Le grand lazaret (3)

Né au siècle des lumières, d’origines modestes, j’ai fait d’Hippocrate le serment de ma vie. J’ai combattu de toutes mes forces les grandes pandémies que le monde a toujours connues, peste et choléra, grippes, varioles et tant de pneumonies. J’ai vécu aussi des quarantaines, et de mes impuissances j’en ai payé le prix. Offrant parfois ma vie pour sauver celles des autres, je ne connus jamais de répit. Au fil des ans, j’ai eu tour à tour pour amis, Larrey, Calmette ou Broussais, Segalen, Broquet ou Mesny, parfois des hommes de lettres, toujours des hommes d’esprit. Tantôt chirurgien, naturaliste, généraliste ou apothicaire, si je porte aujourd’hui à mon bras autant de rubans dorés, c’est à eux que je les dois car nous étions de la même famille.
Peu de gens me connaissent ou se rappellent de moi et c’est sans grande importance. Pourtant j’ai existé jadis pour avoir souvent travaillé dans ce minuscule lazaret de la grande rade de Brest où, revenant de contrées lointaines, les marins se trouvaient pour un temps confinés.

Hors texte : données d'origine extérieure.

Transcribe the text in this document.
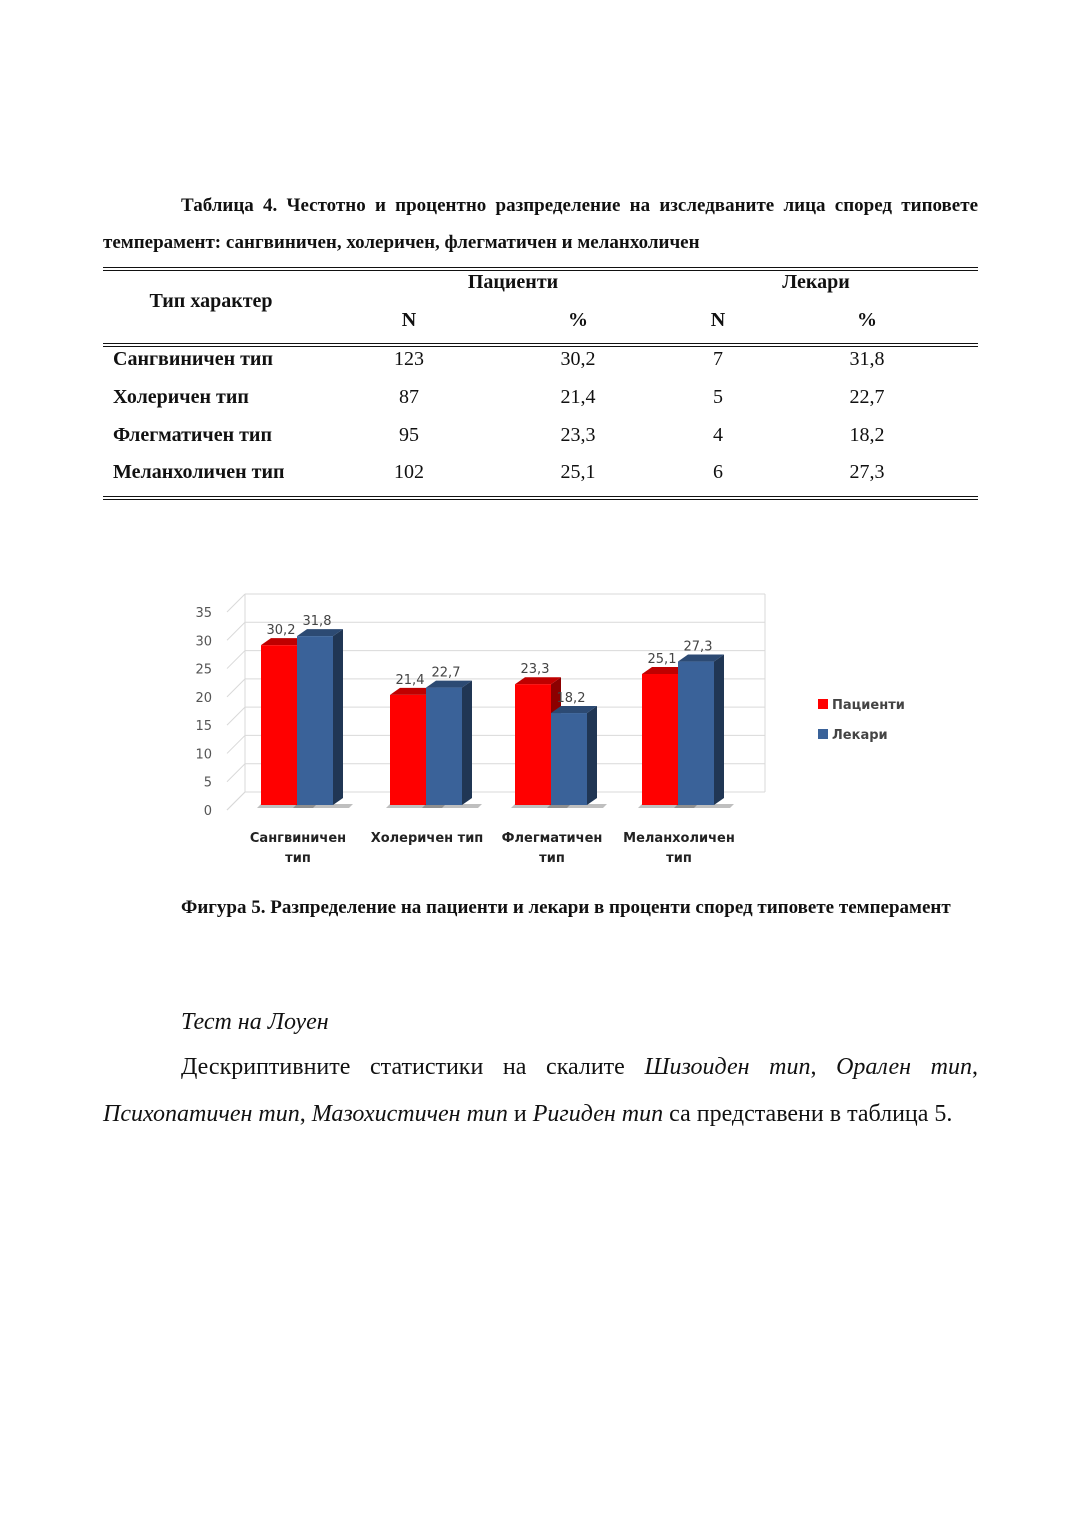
Таблица 4. Честотно и процентно разпределение на изследваните лица според типовете темперамент: сангвиничен, холеричен, флегматичен и меланхоличен

Тип характер
Пациенти	Лекари
N	%	N	%
Сангвиничен тип	123	30,2	7	31,8
Холеричен тип	87	21,4	5	22,7
Флегматичен тип	95	23,3	4	18,2
Меланхоличен тип	102	25,1	6	27,3
0
5
10
15
20
25
30
35
30,2
31,8
Сангвиничен
тип
21,4 22,7
Холеричен тип
23,3
18,2
Флегматичен
тип
25,1
27,3
Меланхоличен
тип
Пациенти
Лекари

Фигура 5. Разпределение на пациенти и лекари в проценти според типовете темперамент

Тест на Лоуен

Дескриптивните статистики на скалите Шизоиден тип, Орален тип, Психопатичен тип, Мазохистичен тип и Ригиден тип са представени в таблица 5.
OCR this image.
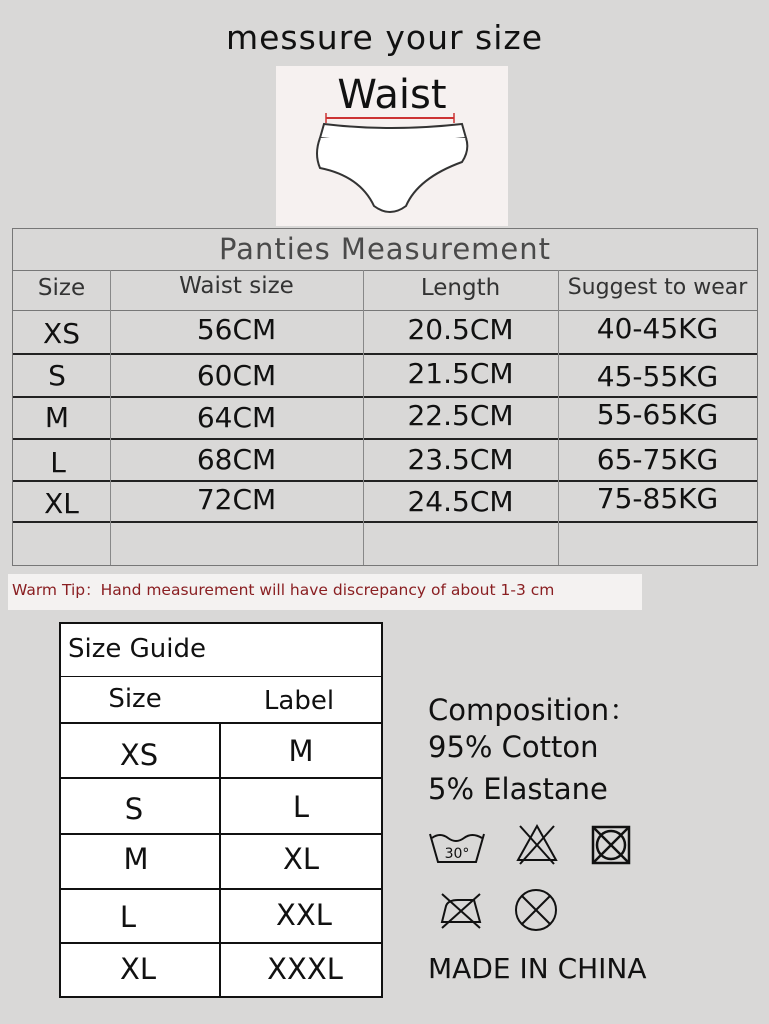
messure your size
Waist
Panties Measurement
Size	Waist size	Length	Suggest to wear
XS	56CM	20.5CM	40-45KG
S	60CM	21.5CM	45-55KG
M	64CM	22.5CM	55-65KG
L	68CM	23.5CM	65-75KG
XL	72CM	24.5CM	75-85KG
Warm Tip：Hand measurement will have discrepancy of about 1-3 cm
Size Guide
Size	Label
XS	M
S	L
M	XL
L	XXL
XL	XXXL
Composition：
95% Cotton
5% Elastane
30°
MADE IN CHINA
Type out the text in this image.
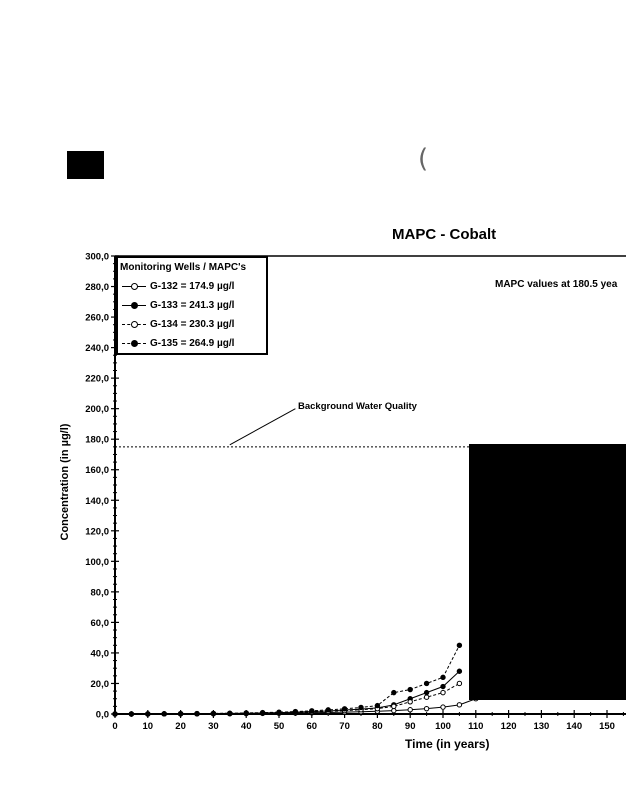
(
MAPC - Cobalt
MAPC values at 180.5 yea
0,0
20,0
40,0
60,0
80,0
100,0
120,0
140,0
160,0
180,0
200,0
220,0
240,0
260,0
280,0
300,0
0	10 20 30 40 50 60 70 80 90 100 110 120 130 140 150
Concentration (in µg/l)
Time (in years)
Background Water Quality
Monitoring Wells / MAPC's
G-132 = 174.9 µg/l
G-133 = 241.3 µg/l
G-134 = 230.3 µg/l
G-135 = 264.9 µg/l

Ile de Trébéron en rade de Brest qui servit de lazaret de 1689 à 1915

Guo Ba Tsin n’est pas mon vrai nom. Il me fut attribué il y a bien longtemps par quelques amis carabins facétieux, revenant de leur campagnes de Chines ou d’Asie. Car j’ai eu plusieurs vies, sillonnant les mers du globe et parcourant le monde, des sommets enneigés, aux abysses profonds, des plaines d’Asie aux déserts d’Afrique. Soignant et apportant soutien à l’humanité entière, mon crédo resta avant tout la vie, pas la couleur des hommes ni leurs querelles passagères. Je suis un soignant des mers, fier de mes oripeaux.
Si j’ai traversé le temps, essuyé ô combien d’averses, des tempêtes guerrières aux catastrophes sans nom, j’avais aussi l’esprit festif et mon comportement rebelle, jugé parfois excessif par mes pairs, me valut aussi d’être mis au rebut et réprimandé.

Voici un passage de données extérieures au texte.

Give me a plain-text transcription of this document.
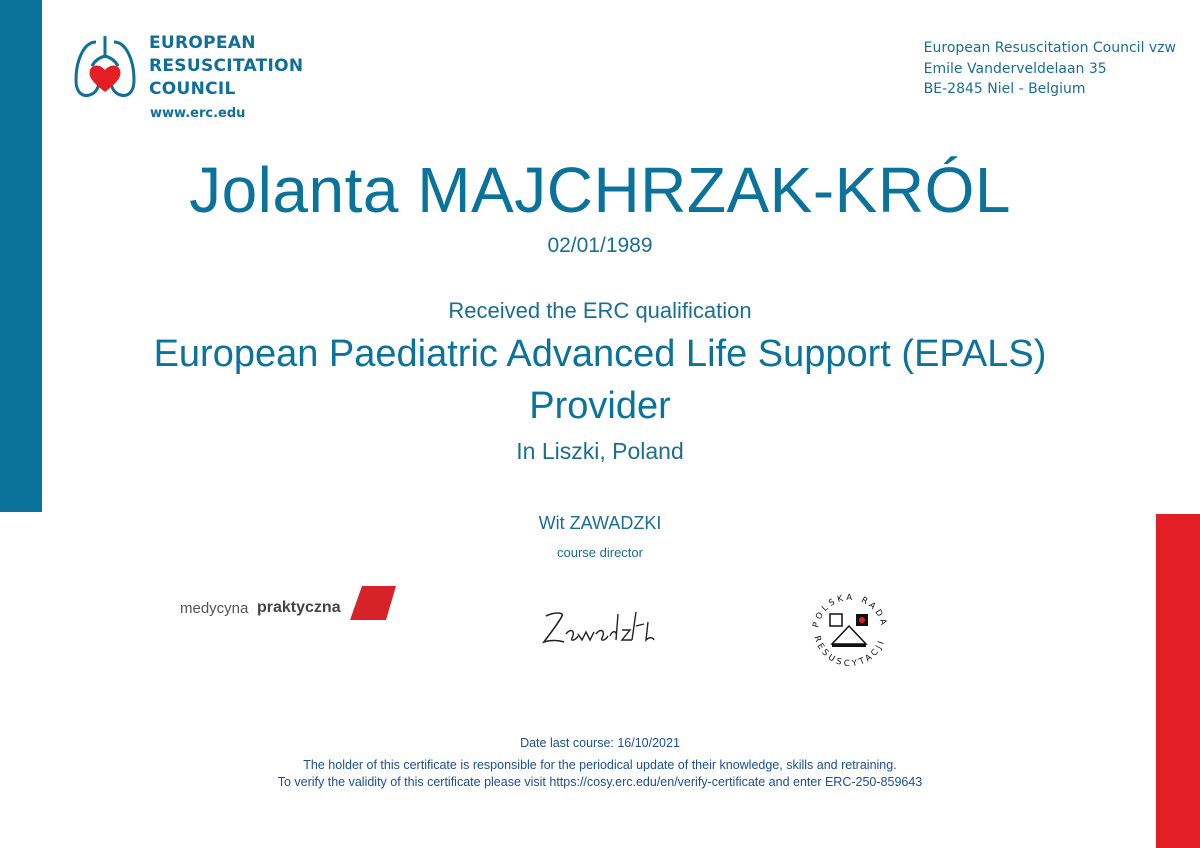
EUROPEAN
RESUSCITATION
COUNCIL
www.erc.edu
European Resuscitation Council vzw
Emile Vanderveldelaan 35
BE-2845 Niel - Belgium
Jolanta MAJCHRZAK-KRÓL
02/01/1989
Received the ERC qualification
European Paediatric Advanced Life Support (EPALS)
Provider
In Liszki, Poland
Wit ZAWADZKI
course director
medycyna praktyczna
POLSKA RADA
RESUSCYTACJI
Date last course: 16/10/2021
The holder of this certificate is responsible for the periodical update of their knowledge, skills and retraining.
To verify the validity of this certificate please visit https://cosy.erc.edu/en/verify-certificate and enter ERC-250-859643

On disait de moi que je n’étais qu’un cancre, un bon à rien, peut-être tout juste capable à devenir jardinier. Pourtant c’est de ces plantes dont je prenais grand soin, que la médecine tira les plus belles de ses pharmacopées. Quand sonna pour moi l’heure de la retraite je partis très loin en exil. C’était au milieu du siècle dernier, autant que ma pauvre mémoire s’en souvienne. Je n’étais plus le cancre de mes débuts d’études mais bien le plus méritant que mes confrères vénéraient. Une fois par an, en costume d’apparat, dans les rues de ma belle ville de Brest je distribuais à qui voulait les entendre, mes conseils de joie de vivre et de bonne santé.
Aujourd’hui, c’est au fond d’une vitrine que je suis confiné. Si de ma prison dorée montent à présent des effluves, elles sont de naphtaline et pas de chloroquine.

Bientôt c’est Noël et la nouvelle année, l’heure des contes avant celles des comptes.
Alors rêvons. Dans les arbres des villes du monde s’élèvent, comme les incantations mystiques de quelques jeux d’esprits éclairés, les espoirs de temps meilleurs et pour la planète, les vœux d’une santé retrouvée.

Le “Corona nouveau” n’a qu’a bien se tenir car Guo Ba Tsin vous révèlera, par le simple jeu de l’anagramme, sa vraie identité et la clé de sa longévité.

Avez-vous trouvé qui se cache derrière le nom Chinois de ce mandarin Brestois ?
Donnez-moi votre réponse, et je vous offrirai en retour, le vaccin contre la morosité.